Education experts have welcomed the Tanzanian government’s pledge to hire more teachers in the 2007-2008 financial year to improve the quality of education in the country.
“Many will agree that the most important thing in education is the interaction between motivated, competent teachers and their students," Suleiman Sumra, a retired professor of education and researcher with Hakielimu, an NGO dealing with educational issues, told IRIN.
The government allocated 18 percent of this year’s budget to education and announced plans to hire more teachers in June.
On 11 July, Education Minister Margaret Sitta told a parliamentary session in Dodoma, the country's political capital, that the government would employ 14,490 primary and secondary school teachers to raise standards.

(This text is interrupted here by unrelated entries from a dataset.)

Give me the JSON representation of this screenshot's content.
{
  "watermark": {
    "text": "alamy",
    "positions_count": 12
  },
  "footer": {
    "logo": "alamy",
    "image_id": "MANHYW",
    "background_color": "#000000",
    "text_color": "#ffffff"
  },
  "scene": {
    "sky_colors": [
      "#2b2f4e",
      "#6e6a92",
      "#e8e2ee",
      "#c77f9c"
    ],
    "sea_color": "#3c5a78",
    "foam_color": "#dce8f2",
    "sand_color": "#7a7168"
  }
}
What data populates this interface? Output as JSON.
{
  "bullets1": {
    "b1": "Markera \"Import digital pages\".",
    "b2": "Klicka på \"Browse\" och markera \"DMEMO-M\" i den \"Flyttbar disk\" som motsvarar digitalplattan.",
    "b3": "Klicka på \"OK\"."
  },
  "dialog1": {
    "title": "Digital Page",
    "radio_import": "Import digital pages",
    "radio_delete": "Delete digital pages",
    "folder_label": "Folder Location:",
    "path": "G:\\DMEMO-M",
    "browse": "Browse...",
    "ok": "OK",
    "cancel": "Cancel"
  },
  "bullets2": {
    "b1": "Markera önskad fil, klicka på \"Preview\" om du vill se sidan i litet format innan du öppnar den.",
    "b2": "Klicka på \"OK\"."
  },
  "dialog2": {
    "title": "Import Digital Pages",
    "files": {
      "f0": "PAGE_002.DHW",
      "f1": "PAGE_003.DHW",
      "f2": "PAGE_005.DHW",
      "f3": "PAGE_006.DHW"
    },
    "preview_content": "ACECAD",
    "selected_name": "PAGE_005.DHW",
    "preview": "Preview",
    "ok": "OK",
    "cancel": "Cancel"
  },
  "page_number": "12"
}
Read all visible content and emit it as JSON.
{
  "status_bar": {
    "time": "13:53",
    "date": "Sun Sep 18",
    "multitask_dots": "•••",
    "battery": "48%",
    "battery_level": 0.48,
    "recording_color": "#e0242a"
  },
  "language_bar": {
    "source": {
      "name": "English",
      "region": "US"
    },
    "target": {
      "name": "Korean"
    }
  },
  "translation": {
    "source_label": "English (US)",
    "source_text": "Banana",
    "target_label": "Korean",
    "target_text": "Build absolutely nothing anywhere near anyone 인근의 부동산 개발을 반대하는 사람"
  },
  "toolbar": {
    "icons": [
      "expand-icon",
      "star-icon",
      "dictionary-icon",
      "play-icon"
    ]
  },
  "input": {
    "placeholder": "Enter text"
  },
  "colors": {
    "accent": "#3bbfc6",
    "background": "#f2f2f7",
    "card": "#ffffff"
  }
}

"Permits will also be issued by the government for about 600 expatriate teachers for privately owned primary and secondary schools," Sitta said when she presented her ministry's budget estimates.
Sumra commended the government's efforts to revamp primary and secondary education, saying the 2002-2006 Primary Education Development Plan and the 2004-2009 Secondary Education Development Plan had led to significant improvements in the provision of basic education in the country.
Ministry of Education records show that enrolment in primary schools increased from 4,839,361 in 2001 to 7,969,884 in 2006, while the net enrolment ratio in primary schools increased from 65.5 percent in 2001 to 96.1 percent in 2006.
“This means that nearly all the children of primary school age are now enrolled in primary schools,” Sumra said.
Pressure on secondary schools
The increased enrolment in primary schools has put more pressure on secondary schools to absorb those completing primary education. Enrolment in form one, the first year of secondary education, increased from 99,744 in 2003 to 243,359 in 2006.
Sumra said that while it was important to expand schools and enrol more pupils, the question of teachers should also be tackled. “When you cannot have everything and trade-offs have to be made, priority should be given to teachers over buildings," he added.
During a debate on the education ministry's budgetary estimates, legislators praised the government's efforts to build primary and secondary schools over the past 10 years. However, they expressed concern over the shortage of competent teachers and teaching aids, as well as inadequate laboratories and libraries, especially in rural areas.
"It is unfair for pupils in rural schools, which have very few teachers, to attempt the same examinations as their colleagues in rich, privately owned or missionary schools," said Ponsiano Nyami, a legislator from Nkasi constituency in the remote southwestern region of Rukwa.
Nyami gave an example of a secondary school in his constituency with only one teacher - the headmaster. This teacher was forced to use the school's head-prefect as deputy and to carry out administrative duties, such as looking after visitors.
Another legislator said the number of secondary school leavers was far fewer than the number of places at the country’s 33 universities. This has meant students with lower grades have been given places in higher education.
"What kind of graduates should we expect from such universities?" asked James Wanyancha of Serengeti constituency.
The country has also been facing the problem of rising teenage pregnancies. In late May 2007, President Jakaya Kikwete expressed serious concerns over the number of pregnant girls dropping out of school.
According to official figures, 30 percent of girls enrolled at standard one in primary schools never made it to standard seven. In secondary schools, 20 percent of girls fail to complete four years of education.
"Government statistics show that 95 percent of school girls who become pregnant belong to poor families," said Susan Lyimo, an MP from opposition party Chama Cha Demokrasia na Maendeleo (Chadema) during the debate on the education ministry's budget estimates.
Calling on the government to review the country’s laws on pregnant girls’ education, Lyimo said: "Denying education to these girls deprives them of the chance to grow up to their full potential and condemns them to the vicious cycle of poverty.”